Microbes, microscopic organisms that blanket our bodies, inside and out,
and every surface and being we come in contact with, regulate the world we
know. Microbes get a bad wrap for
the ones that come to mind, and the ones most people know about, are the bad
ones: the pathogens. But, contrary
to popular belief, most microbes work for us, not against us.
Jessica’s research, and the subject of her presentation,
focus on where microbes come from, how our primary environment, buildings,
affects the composition of our microbes, and how our changing modern world
influences microbial composition and how our bodies react to these changes.
As technology grows, especially in the developed world,
sophisticated buildings have become the norm. These buildings are isolated, closely regulated and cut-off
from the outside world, thus controlling the microbes that enter, exit and
survive within these primary habitats.
We are essentially growing a monoculture of microbes. Additionally, these buildings are
limiting our exposure to other microbial populations.
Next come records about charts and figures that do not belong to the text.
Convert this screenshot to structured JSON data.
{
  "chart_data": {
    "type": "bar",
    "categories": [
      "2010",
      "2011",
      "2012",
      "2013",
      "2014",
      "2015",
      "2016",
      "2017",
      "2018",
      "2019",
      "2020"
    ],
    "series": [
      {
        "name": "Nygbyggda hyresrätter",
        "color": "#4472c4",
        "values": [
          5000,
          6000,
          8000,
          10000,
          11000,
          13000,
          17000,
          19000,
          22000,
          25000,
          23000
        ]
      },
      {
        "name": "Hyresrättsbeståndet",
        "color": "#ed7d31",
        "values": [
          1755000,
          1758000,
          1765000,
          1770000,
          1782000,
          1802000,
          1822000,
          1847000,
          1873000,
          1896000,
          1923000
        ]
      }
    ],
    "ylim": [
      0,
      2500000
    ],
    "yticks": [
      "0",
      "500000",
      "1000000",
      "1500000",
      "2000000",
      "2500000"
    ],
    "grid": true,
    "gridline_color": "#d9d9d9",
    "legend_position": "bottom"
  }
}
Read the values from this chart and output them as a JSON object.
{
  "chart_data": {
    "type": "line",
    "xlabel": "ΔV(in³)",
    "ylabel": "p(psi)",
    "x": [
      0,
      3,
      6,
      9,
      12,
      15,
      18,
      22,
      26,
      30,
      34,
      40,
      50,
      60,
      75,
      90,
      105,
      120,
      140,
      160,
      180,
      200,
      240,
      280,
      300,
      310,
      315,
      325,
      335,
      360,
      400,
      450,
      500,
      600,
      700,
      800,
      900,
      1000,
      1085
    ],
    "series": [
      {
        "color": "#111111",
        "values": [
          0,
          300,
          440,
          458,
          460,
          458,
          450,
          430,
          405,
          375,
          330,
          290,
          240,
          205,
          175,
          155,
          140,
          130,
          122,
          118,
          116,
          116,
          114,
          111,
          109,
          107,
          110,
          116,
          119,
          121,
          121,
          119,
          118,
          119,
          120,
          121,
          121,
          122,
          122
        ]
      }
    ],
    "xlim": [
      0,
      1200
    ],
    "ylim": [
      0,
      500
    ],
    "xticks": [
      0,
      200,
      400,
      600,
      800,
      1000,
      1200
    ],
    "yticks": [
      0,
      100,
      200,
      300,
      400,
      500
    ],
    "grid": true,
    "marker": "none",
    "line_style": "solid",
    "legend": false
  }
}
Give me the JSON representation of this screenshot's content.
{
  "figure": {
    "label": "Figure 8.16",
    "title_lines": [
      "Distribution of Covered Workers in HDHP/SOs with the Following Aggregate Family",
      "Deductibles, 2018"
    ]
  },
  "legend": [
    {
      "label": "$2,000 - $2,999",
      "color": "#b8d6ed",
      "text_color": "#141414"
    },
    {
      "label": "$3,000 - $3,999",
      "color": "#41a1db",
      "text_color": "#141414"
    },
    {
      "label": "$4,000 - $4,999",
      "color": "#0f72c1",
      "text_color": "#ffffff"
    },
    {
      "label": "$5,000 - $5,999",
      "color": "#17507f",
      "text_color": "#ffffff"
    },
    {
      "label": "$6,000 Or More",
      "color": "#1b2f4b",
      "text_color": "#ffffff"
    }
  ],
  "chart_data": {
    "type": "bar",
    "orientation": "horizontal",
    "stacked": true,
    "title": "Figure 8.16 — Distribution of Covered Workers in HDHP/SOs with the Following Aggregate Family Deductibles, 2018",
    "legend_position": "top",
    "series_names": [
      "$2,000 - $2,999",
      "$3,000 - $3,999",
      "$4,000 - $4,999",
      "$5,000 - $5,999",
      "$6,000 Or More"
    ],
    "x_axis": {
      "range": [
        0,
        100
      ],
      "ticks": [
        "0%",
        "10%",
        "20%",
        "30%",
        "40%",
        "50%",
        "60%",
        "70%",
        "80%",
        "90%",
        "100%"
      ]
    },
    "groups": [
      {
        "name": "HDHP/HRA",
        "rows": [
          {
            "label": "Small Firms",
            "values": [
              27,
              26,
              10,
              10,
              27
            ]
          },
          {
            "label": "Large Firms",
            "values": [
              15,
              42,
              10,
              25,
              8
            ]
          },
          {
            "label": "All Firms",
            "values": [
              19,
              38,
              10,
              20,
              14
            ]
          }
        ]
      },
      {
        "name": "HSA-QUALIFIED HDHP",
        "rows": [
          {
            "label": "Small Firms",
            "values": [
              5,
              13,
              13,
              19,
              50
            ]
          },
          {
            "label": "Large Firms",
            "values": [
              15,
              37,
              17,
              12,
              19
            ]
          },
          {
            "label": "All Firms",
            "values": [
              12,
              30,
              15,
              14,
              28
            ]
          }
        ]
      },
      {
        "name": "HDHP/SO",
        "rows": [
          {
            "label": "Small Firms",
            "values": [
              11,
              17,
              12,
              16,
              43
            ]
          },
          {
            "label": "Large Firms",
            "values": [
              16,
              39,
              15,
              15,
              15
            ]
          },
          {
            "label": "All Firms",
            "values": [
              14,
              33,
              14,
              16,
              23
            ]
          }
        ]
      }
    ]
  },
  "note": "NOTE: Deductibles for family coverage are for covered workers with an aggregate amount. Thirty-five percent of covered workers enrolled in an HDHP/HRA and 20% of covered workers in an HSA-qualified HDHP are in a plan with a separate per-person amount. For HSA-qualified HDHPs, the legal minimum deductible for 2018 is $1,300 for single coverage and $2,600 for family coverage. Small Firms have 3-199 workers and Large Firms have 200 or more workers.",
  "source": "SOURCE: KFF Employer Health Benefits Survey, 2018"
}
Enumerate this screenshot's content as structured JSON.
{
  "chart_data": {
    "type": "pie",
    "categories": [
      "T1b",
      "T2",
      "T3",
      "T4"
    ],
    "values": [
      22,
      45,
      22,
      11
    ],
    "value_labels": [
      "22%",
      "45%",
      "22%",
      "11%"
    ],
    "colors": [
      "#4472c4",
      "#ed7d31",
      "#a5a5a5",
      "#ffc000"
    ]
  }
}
Professor Green discussed the effects of the monoculture of
microbes and some of the consequences.
For one, she stresses that we do not understand the consequences these
changes in microbial composition.
Her data, which focused on hospitals and even buildings here on the UO
campus (i.e. Lillis), illustrated the completely different microbial
populations that live outside in the soil, within completely mechanically
ventilated buildings and within buildings with working windows. Some issues
that have arisen so far from reduced exposure to microbes and the reduced
diversity of those microbes are increased incidences of autoimmune disorders,
including asthma and allergies, as well as increased antimicrobial resistance,
which makes treatment more difficult and increases the spread of disease. These increase causes us to wonder if
our current practices are really the best for our health. While getting rid of the pathogens
makes logical sense, the rise of these health problems causes Jessica to pose
the question: are we getting rid of the wrong microbes? For more information on this issue
watch the following TEDtalk by Professor Green:
As we see these problems crop up, Jessica asks us to
consider a paradigm shift where instead of wiping out the microbial populations
within our buildings as much as possible, we learn to manage and promote
diversity of these organisms. This
would promote good microbes and help us to keep out the others. We need to be reminded that the
buildings we live in, the rooms we inhabit and even the computer on which you
are reading this blog on are entire ecosystems of microbes. Just as we want to try and preserve
biodiversity in the ecosystems that we see and understand, biodiversity is
important on the microbial level.
We must learn to protect and preserve microbial diversity before we have
to learn what the negative consequences are of its loss.